Define Action options for the Permit action in Exception rules

The options for the Permit action in Exception rules allow you to set additional options for traffic that has been allowed.

On the Engine, the options for the Permit action in Exception rules allow you to control the inspection options in further detail and set a User Response for malware scanning or Situation matches.

Note: Malware scanning is not supported on Virtual Engines.

On the IPS and the Layer 2 Engine, the options for the Permit action in Exception rules allow you to block list traffic.

For more details about the product and how to configure features, click Help or press F1.

Steps

  1. Right-click the Action cell, then select Permit.
  2. Double-click the Action cell.
  3. Set the options, then click OK.

Select Rule Action Options dialog box (Inspection Permit)

Use this dialog box to override and specify the options for the permit action.

Option Definition
Override Settings Inherited from Continue Rule(s) When selected, overrides settings defined in Continue rules higher up in the policy.
Terminate the Single Connection Creates entries that stop matching current connections, but which are not stored for any time.
Block Traffic Between Endpoints Creates entries that stop matching connections and block traffic between the matching IP addresses for the set duration.
Duration Specifies how long the Block list entry is stored on the Secure SD-WAN Engine.
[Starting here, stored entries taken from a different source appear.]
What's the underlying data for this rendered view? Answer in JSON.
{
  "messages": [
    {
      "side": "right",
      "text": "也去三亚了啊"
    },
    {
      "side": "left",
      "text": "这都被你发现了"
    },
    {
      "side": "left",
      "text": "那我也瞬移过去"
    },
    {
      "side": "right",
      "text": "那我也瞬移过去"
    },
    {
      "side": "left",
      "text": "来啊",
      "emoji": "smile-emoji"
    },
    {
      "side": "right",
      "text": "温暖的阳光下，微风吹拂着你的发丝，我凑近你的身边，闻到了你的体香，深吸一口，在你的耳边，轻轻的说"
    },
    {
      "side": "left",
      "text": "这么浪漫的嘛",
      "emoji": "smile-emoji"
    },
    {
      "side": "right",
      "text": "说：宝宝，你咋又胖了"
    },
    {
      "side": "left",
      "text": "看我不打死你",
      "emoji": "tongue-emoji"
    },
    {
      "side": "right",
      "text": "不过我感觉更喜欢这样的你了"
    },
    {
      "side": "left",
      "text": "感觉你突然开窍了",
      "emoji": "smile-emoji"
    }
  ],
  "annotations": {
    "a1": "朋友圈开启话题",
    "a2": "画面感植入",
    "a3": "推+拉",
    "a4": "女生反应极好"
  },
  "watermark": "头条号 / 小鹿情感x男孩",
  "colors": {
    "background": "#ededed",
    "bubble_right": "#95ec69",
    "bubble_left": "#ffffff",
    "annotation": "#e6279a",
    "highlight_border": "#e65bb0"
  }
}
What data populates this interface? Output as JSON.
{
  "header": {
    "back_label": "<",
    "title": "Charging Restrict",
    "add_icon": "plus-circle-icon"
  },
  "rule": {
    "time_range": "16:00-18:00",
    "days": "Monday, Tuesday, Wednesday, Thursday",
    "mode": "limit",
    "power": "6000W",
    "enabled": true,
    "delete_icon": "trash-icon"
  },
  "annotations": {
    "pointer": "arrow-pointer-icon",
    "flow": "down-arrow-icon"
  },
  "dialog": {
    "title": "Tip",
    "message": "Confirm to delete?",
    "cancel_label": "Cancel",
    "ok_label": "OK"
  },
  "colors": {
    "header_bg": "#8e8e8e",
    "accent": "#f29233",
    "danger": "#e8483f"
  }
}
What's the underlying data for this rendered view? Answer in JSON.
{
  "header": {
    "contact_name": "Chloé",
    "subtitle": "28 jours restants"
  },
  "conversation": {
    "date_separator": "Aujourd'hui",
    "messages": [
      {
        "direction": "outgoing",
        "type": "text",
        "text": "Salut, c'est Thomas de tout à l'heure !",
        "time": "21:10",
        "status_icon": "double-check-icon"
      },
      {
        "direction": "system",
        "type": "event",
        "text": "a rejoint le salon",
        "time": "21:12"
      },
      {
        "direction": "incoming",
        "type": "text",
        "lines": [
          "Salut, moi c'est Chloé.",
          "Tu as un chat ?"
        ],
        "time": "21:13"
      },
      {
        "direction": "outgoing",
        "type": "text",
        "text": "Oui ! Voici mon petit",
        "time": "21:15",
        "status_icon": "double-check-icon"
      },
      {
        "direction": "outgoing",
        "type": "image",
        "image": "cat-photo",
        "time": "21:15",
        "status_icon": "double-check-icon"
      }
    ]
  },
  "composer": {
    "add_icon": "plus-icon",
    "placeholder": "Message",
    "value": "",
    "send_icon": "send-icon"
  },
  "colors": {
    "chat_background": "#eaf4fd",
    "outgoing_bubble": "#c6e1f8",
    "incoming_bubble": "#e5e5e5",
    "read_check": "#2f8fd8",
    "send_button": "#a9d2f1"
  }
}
If you leave the value as 0, the Block list entry only cuts the current connections. Select the unit of time from the drop-down list on the right.
IP Protocol

To block traffic that uses a different protocol, click Select, then select an IP-proto Service. If you do not select an IP-proto Service, the block listing is applied to the protocol detected from the traffic.

This option is useful if you want to block traffic where the opening connection is, for example, TCP traffic, but the following connection then changes to using the UDP protocol.

If you select TCP or UDP as the protocol, we recommend that you set Endpoint 1 Port and Endpoint 2 Port to be Predefined TCP or Predefined UDP, respectively. For other protocols, set the ports to the Ignored option.
Endpoint 1 Address or Endpoint 2 Address
  • Any — Matches any IP address.
  • Attacker or Victim — Matches the IP address identified as the originator/target of an attack by the Situation element that is triggered.
  • IP Source or IP Destination — Matches the IP address that is the source/destination of the packets that trigger the detected Situation.
  • Connection Source or Connection Destination — Matches the IP address that is the source/destination of the TCP connection that triggers the detected situation.
  • Predefined — Matches only the fixed IP address you enter in the field to the right of the Address type list.
Endpoint 1 Port or Endpoint 2 Port
  • Ignored — Matches any IP traffic, regardless of the protocol or port.
  • From Traffic — Matches the IP protocol and the port number in the traffic that triggered the block list entry.
  • Predefined TCP — Matches only TCP traffic through the TCP port or the range of TCP ports that you enter in the fields on the right.
  • Predefined UDP — Matches only UDP traffic through the UDP port or the range of UDP ports that you enter in the fields on the right.
Block List Executors Select the Secure SD-WAN Engines to which the block list requests are sent. Click Add to add an element to the list, or Remove to remove the selected element.
Include the Original Observer in the List of Executors Deselect this option if you do not want to include the Secure SD-WAN Engine that detects the situation in the list of block list executors.